「女三界に家なし」ということわざがありますが、今の時代にはだいぶそぐわないものになってきました。子供時代に親の言うことを聞くのはある程度仕方がないとして、嫁いでからは夫、老いては子に従う?……まったく、冗談じゃありませんよ(笑)と思う女性は多いことでしょう。
住居と家族の両方の意味を持つ「家」
ところで、家という日本語には、「住居」というニュアンスと、「家族・血族」という意味合いの2つがありますね。住居としての家は、多様化しています。アパート、マンション暮らしの人もいるでしょうし、一戸建てはもちろん二世帯住宅を建てる人もいる。でも、どんな形式の家であっても、その家に住んでいるのは、昔ながらの家父長制的な大家族は減り、核家族化しているのが全体の潮流ではないでしょうか。
昭和の時代には、祖父祖母・父母・兄弟姉妹のいる家で育ったという人々も多いと思います。当時は、親戚やご近所にもこういう3世代同居の家はよくありましたが、今ではだいぶ少なくなったという実感があります。
平成22年の国勢調査によれば、日本は、65歳以上が人口に占める割合が世界一高い国で、1人暮らしの方が統計上最も多く、全体の3割を超えているのだそうです。一般世帯でも2.42人が平均数だそうです。
かつて、家の持っていた「家族・血族」の部分のニュアンスは、現在だとお墓に引き継がれていると思います。墓においては、まだ家墓という形が主流で、「○○家の墓」の中には、曾祖母曽祖父・祖父祖母・父母が揃っているというところも多いのではないでしょうか。
私の骨はどこにいくの?
ところで、わたし(筆者/女)に妹はいますが、兄弟はいません。実家の墓には上記のように先祖のお骨が収められています。そしてわたし自身は結婚していますが、子供がいません。義理親との付き合いは年に1度顔を会わす程度で、別居していますし、これから先も同居することはまずないでしょう。義理親は2人とも地方から東京に出てこられた方々なので、墓所は新品を都内で買い求められたそうです。

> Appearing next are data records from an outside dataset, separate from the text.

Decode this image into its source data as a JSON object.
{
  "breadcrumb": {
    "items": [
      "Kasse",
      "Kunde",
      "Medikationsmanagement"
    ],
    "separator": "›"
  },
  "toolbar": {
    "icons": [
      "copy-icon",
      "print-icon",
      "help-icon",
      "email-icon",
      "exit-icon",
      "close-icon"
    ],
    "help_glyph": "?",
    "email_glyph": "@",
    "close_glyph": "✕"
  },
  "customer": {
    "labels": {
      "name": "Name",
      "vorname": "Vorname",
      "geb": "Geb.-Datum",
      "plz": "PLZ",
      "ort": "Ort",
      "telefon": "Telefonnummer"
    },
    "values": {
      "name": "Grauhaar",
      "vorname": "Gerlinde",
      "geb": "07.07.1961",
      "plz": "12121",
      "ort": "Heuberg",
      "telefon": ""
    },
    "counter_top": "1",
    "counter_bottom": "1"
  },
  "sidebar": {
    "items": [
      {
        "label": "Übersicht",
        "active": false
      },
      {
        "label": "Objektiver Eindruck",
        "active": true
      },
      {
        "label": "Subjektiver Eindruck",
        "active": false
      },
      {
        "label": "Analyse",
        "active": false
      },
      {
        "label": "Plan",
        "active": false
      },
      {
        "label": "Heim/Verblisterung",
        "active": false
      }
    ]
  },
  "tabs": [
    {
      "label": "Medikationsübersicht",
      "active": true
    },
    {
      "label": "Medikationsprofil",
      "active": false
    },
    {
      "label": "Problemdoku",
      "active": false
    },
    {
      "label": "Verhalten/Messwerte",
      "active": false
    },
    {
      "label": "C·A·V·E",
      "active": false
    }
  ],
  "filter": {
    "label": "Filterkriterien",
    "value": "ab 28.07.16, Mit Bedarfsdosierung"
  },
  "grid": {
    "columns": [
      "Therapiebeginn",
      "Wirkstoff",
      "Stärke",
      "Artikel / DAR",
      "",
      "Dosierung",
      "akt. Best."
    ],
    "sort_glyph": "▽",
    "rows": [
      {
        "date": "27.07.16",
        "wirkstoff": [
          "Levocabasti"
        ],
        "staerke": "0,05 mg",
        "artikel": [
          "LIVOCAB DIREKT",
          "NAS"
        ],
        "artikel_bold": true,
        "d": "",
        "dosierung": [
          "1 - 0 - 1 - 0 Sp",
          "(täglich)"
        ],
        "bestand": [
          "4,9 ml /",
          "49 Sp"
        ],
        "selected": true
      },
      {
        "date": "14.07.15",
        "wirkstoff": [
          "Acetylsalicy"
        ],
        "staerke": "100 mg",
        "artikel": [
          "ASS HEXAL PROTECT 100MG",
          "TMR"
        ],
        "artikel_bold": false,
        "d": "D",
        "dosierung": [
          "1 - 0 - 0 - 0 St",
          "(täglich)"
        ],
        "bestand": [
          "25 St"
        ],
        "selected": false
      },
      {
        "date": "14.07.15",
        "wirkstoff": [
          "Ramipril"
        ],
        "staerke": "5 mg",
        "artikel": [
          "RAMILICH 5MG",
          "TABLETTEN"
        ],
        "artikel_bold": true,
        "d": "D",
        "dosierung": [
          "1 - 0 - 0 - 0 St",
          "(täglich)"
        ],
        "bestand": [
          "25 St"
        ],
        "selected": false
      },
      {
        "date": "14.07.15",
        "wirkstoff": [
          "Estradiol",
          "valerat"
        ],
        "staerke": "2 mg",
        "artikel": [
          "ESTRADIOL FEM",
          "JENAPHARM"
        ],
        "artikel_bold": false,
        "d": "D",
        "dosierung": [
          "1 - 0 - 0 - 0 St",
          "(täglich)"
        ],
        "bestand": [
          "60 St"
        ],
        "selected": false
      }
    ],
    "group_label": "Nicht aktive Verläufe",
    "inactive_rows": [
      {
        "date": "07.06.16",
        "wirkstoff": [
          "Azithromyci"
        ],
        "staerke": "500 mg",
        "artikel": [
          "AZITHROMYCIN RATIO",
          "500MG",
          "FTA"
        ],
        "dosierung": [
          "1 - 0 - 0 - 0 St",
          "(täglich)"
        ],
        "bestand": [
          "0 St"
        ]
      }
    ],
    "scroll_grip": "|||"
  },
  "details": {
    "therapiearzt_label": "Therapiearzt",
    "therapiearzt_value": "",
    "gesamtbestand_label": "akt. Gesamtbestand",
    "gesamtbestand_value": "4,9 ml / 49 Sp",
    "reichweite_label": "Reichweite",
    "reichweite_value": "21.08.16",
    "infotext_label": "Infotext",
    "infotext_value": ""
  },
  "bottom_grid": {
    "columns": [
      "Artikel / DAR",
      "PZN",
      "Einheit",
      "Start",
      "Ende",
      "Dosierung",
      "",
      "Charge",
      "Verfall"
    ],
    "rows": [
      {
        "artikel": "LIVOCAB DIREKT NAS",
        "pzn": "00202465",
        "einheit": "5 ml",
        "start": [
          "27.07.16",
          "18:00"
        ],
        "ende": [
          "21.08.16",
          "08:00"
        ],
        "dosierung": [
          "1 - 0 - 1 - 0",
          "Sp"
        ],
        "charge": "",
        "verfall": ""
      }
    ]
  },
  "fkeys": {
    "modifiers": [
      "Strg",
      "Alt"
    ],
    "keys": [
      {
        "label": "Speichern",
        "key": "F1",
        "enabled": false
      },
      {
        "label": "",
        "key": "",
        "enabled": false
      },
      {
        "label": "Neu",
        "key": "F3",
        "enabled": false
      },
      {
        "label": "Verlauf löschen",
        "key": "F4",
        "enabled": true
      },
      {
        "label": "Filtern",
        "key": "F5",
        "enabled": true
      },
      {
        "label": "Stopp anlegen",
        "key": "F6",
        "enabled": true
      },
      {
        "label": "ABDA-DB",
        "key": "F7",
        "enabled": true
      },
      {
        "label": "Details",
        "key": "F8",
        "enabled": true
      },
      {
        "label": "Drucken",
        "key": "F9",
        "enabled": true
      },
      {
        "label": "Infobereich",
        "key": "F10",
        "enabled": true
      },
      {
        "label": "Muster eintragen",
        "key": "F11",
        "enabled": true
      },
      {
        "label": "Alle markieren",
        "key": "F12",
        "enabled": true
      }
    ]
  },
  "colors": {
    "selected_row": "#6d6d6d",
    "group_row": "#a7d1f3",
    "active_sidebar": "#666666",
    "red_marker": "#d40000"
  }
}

さて、わたしが死んだら、わたしの骨はどこに行くのでしょうか?
義理親のお墓に入るのは、どうも違うと思うのです。一緒に住んでいないので、同墓へ入るという実感が湧きません。子供の頃からお参りに行っている実家の、先祖代々の墓に入る方がまだ馴染みがあります。こういうことを書くと「それはどうなの?」と眉をひそめる保守的な方がいるのも理解できます。「夫はどうするの?」といった疑問もあるでしょう。そういった憂いを残すのが嫌だったら、散骨あるいは永代供養墓への合葬がいい……。だとしても、男子の継承者とその子孫がいない先祖代々の墓はどうなるのか? 先のことは何が起こるかまったくわかりませんが、どうやら、女の墓問題は悩ましいことが多そう……そんな懸念が頭に横切ります。
試されるお墓の継承法
夫婦単位の家が増えてきた現在、家父長制の直系家族制度を反映してきた「先祖代々の墓」の継承法が試されているところなのでしょうね。
さらに少子高齢化問題で、墓の担い手は減っていく方向でしょう。お墓にこだわらない埋葬法を選ぶ人も増えていく気がします。今後、お墓の問題を考えるのは、社会的時代的な変化を見据えつつ、それぞれの選択をしていくことになっていきますね。